This week's problem was correctly answered by Ackbach, MarkFL, and mathbalarka. You can find Mark's solution below.

[sp]We are given the following ODE:

\(\displaystyle A(x)y^{\prime\prime} + B(x)y^{\prime} + C(x)y + \lambda D(x)y = 0\)

Dividing through by $A(x)$ we obtain:

\(\displaystyle y^{\prime\prime} + \frac{B(x)}{A(x)}y^{\prime} + \frac{C(x)}{A(x)}y + \lambda \frac{D(x)}{A(x)}y = 0\)

Using the integrating factor:

\(\displaystyle \mu(x)=\exp\left(\displaystyle \int\frac{B(x)}{A(x)}\,dx\right)\)

we obtain:

\(\displaystyle \exp\left(\displaystyle \int\frac{B(x)}{A(x)}\,dx\right)y^{\prime\prime} + \frac{B(x)}{A(x)}\exp\left(\displaystyle \int\frac{B(x)}{A(x)}\,dx\right)y^{\prime} + \frac{C(x)}{A(x)}\exp\left(\displaystyle \int\frac{B(x)}{A(x)}\,dx\right)y + \lambda \frac{D(x)}{A(x)}\exp\left(\displaystyle \int\frac{B(x)}{A(x)}\,dx\right)y = 0\)

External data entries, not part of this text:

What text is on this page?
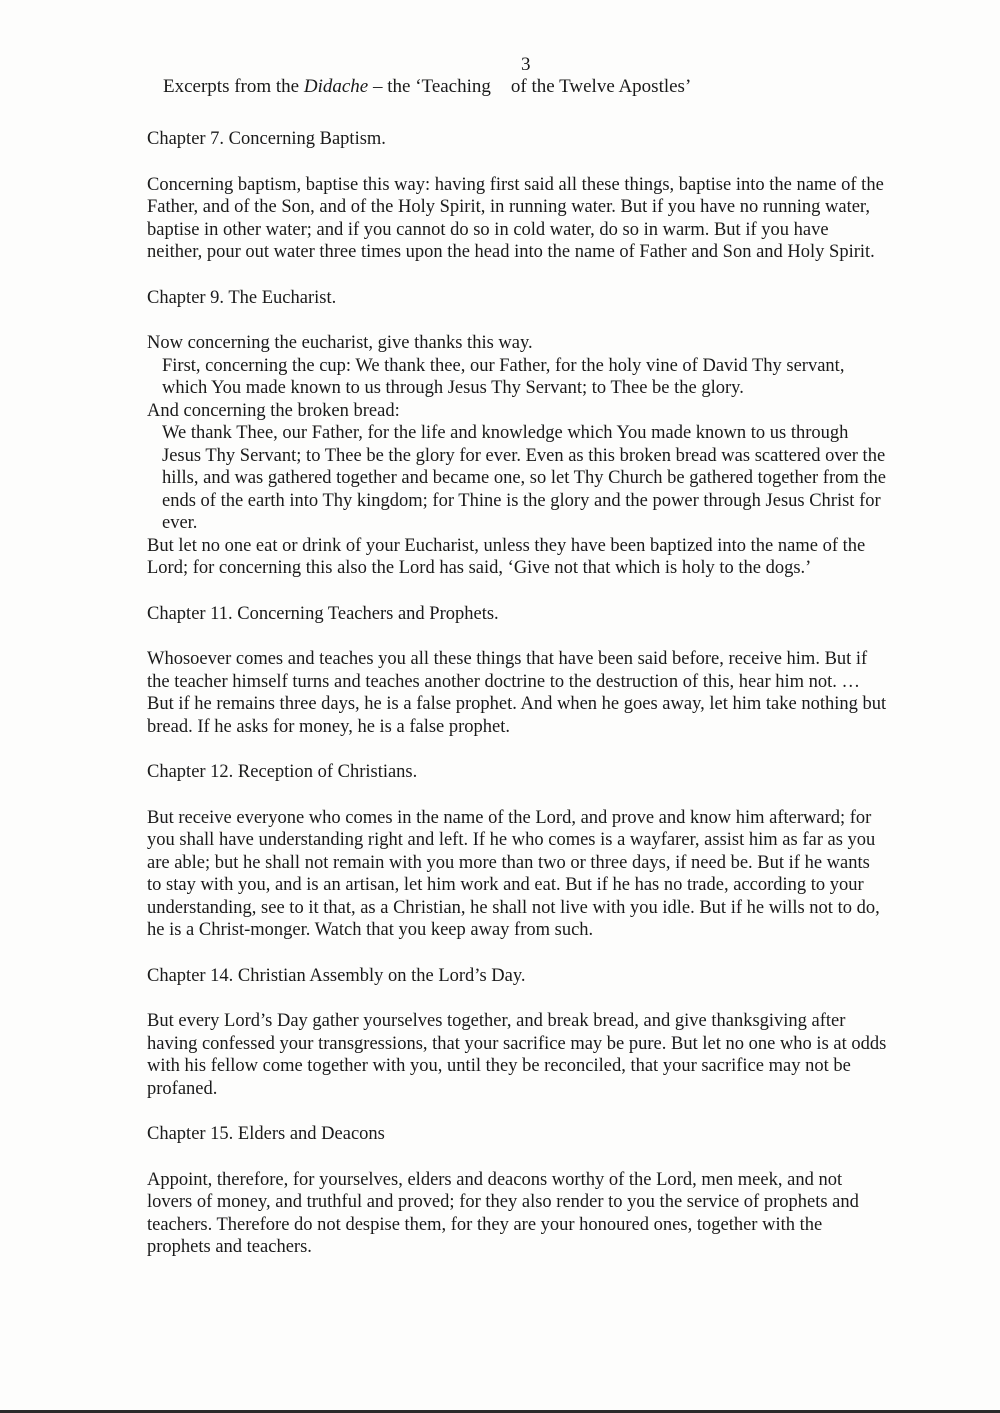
3
Excerpts from the Didache – the ‘Teaching of the Twelve Apostles’

Chapter 7. Concerning Baptism.

Concerning baptism, baptise this way: having first said all these things, baptise into the name of the Father, and of the Son, and of the Holy Spirit, in running water. But if you have no running water, baptise in other water; and if you cannot do so in cold water, do so in warm. But if you have neither, pour out water three times upon the head into the name of Father and Son and Holy Spirit.

Chapter 9. The Eucharist.

Now concerning the eucharist, give thanks this way.

First, concerning the cup: We thank thee, our Father, for the holy vine of David Thy servant, which You made known to us through Jesus Thy Servant; to Thee be the glory.

And concerning the broken bread:

We thank Thee, our Father, for the life and knowledge which You made known to us through Jesus Thy Servant; to Thee be the glory for ever. Even as this broken bread was scattered over the hills, and was gathered together and became one, so let Thy Church be gathered together from the ends of the earth into Thy kingdom; for Thine is the glory and the power through Jesus Christ for ever.

But let no one eat or drink of your Eucharist, unless they have been baptized into the name of the Lord; for concerning this also the Lord has said, ‘Give not that which is holy to the dogs.’

Chapter 11. Concerning Teachers and Prophets.

Whosoever comes and teaches you all these things that have been said before, receive him. But if the teacher himself turns and teaches another doctrine to the destruction of this, hear him not. … But if he remains three days, he is a false prophet. And when he goes away, let him take nothing but bread. If he asks for money, he is a false prophet.

Chapter 12. Reception of Christians.

But receive everyone who comes in the name of the Lord, and prove and know him afterward; for you shall have understanding right and left. If he who comes is a wayfarer, assist him as far as you are able; but he shall not remain with you more than two or three days, if need be. But if he wants to stay with you, and is an artisan, let him work and eat. But if he has no trade, according to your understanding, see to it that, as a Christian, he shall not live with you idle. But if he wills not to do, he is a Christ-monger. Watch that you keep away from such.

Chapter 14. Christian Assembly on the Lord’s Day.

But every Lord’s Day gather yourselves together, and break bread, and give thanksgiving after having confessed your transgressions, that your sacrifice may be pure. But let no one who is at odds with his fellow come together with you, until they be reconciled, that your sacrifice may not be profaned.

Chapter 15. Elders and Deacons

Appoint, therefore, for yourselves, elders and deacons worthy of the Lord, men meek, and not lovers of money, and truthful and proved; for they also render to you the service of prophets and teachers. Therefore do not despise them, for they are your honoured ones, together with the prophets and teachers.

If we use the following definitions:

\(\displaystyle p(x)\equiv \exp\left(\displaystyle \int\frac{B(x)}{A(x)}\,dx\right)\implies p'(x)=\frac{B(x)}{A(x)}\exp\left(\displaystyle \int\frac{B(x)}{A(x)}\,dx\right)\)

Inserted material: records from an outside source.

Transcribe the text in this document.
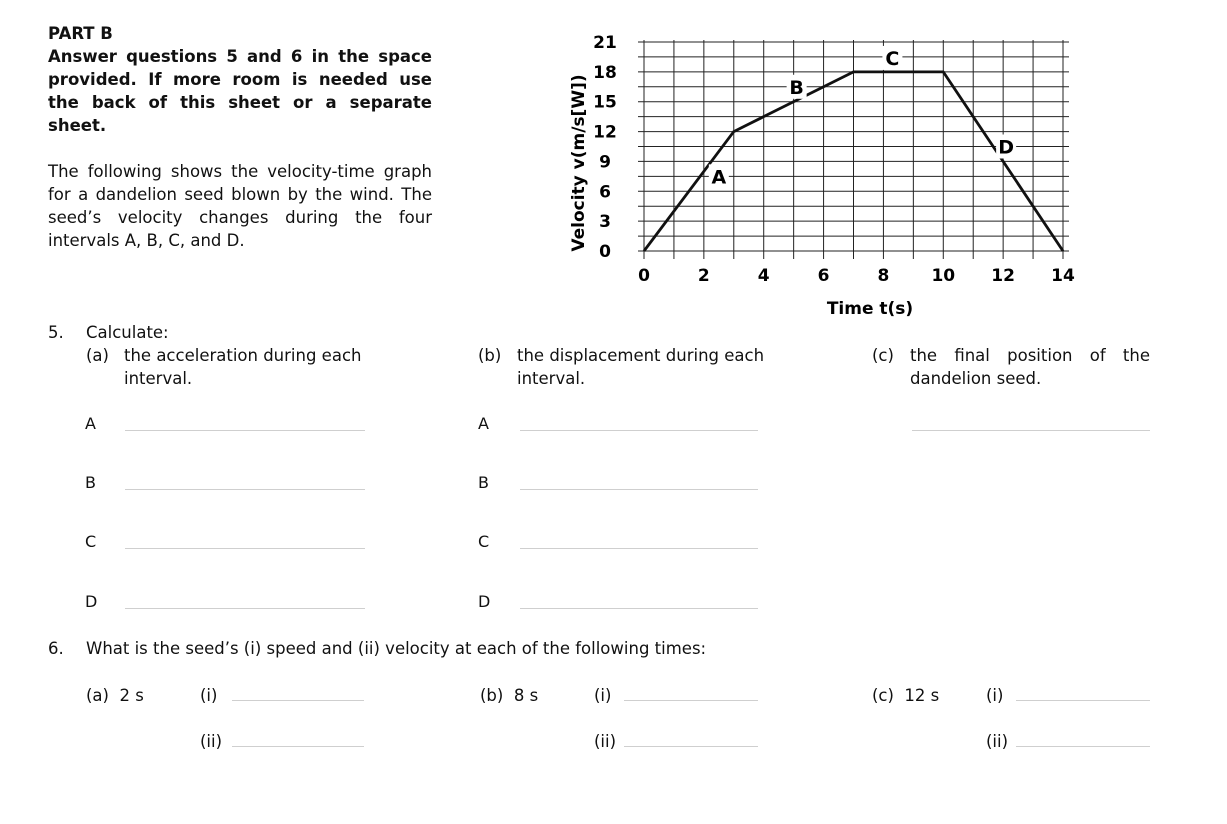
PART B
Answer questions 5 and 6 in the space provided. If more room is needed use the back of this sheet or a separate sheet.
The following shows the velocity-time graph for a dandelion seed blown by the wind. The seed’s velocity changes during the four intervals A, B, C, and D.
0
3
6
9
12
15
18
21
0	2	4	6	8 10 12 14
A
B
C
D
Velocity v(m/s[W])
Time t(s)
5. Calculate:
(a) the acceleration during each interval.
(b) the displacement during each interval.
(c) the final position of the dandelion seed.
A
B
C
D
A
B
C
D
6. What is the seed’s (i) speed and (ii) velocity at each of the following times:
(a)  2 s	(i)
(ii)
(b)  8 s	(i)
(ii)
(c)  12 s	(i)
(ii)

\(\displaystyle q(x)\equiv -\frac{C(x)}{A(x)}\exp\left(\displaystyle \int\frac{B(x)}{A(x)}\,dx\right)\)

\(\displaystyle r(x)\equiv -\frac{D(x)}{A(x)}\exp\left(\displaystyle \int\frac{B(x)}{A(x)}\,dx\right)\)

we may write:

\(\displaystyle p(x)y^{\prime\prime} + p^{\prime}(x)y^{\prime} - q(x)y - \lambda r(x)y = 0\)

Observing that:

\(\displaystyle p(x)y^{\prime\prime} + p^{\prime}(x)y^{\prime}=\frac{d}{dx}\left[p(x)\frac{dy}{dx}\right]\)

we may then write:

\(\displaystyle \frac{d}{dx}\left[p(x)\frac{dy}{dx}\right] - q(x)y -\lambda r(x)y = 0 \)

Shown as desired.[/sp]